Entonces, me aboqué enteramente a mi pasión por la Fotografía y, ex umbra in solem, aquella penumbra que ensombreció mi infancia, se volvió luz en mi cuarto oscuro. Nacieron así extensos foto-documentales: “El Viaje de Rakar”, una travesía por 67 Pueblos Olvidados (1995-2006); “Retratos (Des)de la Locura”, un viaje goyesco al internamiento psiquiátrico en los 4 manicomios de Chile (1997-2010) y “Expedición al Valle del Nido de las Águilas” (2007-2008). Luego vinieron varias residencias artísticas fuera de mi patria, y pude documentar numerosas comunidades indígenas de México. Cautivado por el “Viaje al país de los Tarahumaras” del poeta surrealista Antonin Artaud, me interné en la sierra madre de Chihuahua y pude compartir el rito del Tutuguri en el caserío de Choguitas. En Baja California compartí con los kiliwas, y otras etnias amenazadas de extinción. Posteriormente, viajé al estado de Oaxaca, en donde visité algunos pueblos triquis y a los mixes, la altiva raza de los ayuujk já ́äy, que viven en las altas montañas en medio de una densa y persistente bruma. Luego me fui a la costa para documentar a los afrosdescendientes, otra de las tantas minorías excluidas en ese vasto país. Todos estos registros fotográficos, constituyen mi último trabajo, llamado “México Profundo” (2009-2016), el que aún se encuentra inédito.

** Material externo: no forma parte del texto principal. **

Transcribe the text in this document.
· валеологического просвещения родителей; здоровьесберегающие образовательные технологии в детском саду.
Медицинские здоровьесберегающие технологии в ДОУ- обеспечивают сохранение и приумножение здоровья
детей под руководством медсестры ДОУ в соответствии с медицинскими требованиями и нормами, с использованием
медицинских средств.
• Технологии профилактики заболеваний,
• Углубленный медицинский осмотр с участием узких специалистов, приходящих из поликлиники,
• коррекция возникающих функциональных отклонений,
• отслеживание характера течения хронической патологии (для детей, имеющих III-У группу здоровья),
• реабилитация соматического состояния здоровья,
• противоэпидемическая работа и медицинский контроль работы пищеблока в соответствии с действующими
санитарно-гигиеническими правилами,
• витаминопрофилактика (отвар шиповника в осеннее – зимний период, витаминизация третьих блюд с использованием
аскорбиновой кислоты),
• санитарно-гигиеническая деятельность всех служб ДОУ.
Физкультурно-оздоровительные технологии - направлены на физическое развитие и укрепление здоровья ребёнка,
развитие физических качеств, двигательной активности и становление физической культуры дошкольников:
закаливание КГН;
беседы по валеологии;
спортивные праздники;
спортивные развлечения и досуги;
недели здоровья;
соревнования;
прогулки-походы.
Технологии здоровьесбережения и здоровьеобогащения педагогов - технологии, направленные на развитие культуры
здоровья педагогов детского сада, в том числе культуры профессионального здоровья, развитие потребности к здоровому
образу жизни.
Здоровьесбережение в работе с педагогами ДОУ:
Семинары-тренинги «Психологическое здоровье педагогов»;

También he publicado 3 Fotolibros, que no sólo dan cuenta de una mirada fotográfica, sino también de una visión de mundo (aquello que los alemanes llaman la Weltanschauung) a través de los textos de autor: “El Viaje de Rakar: Travesía por 67 Pueblos Olvidados de la 5ª región de Chile” (2006), «La Locura de Artaud VanGogh, o el desquite de la Locura» (2010) y “Retratos (des)de la Locura: Hospitales mentales en Chile” (2017).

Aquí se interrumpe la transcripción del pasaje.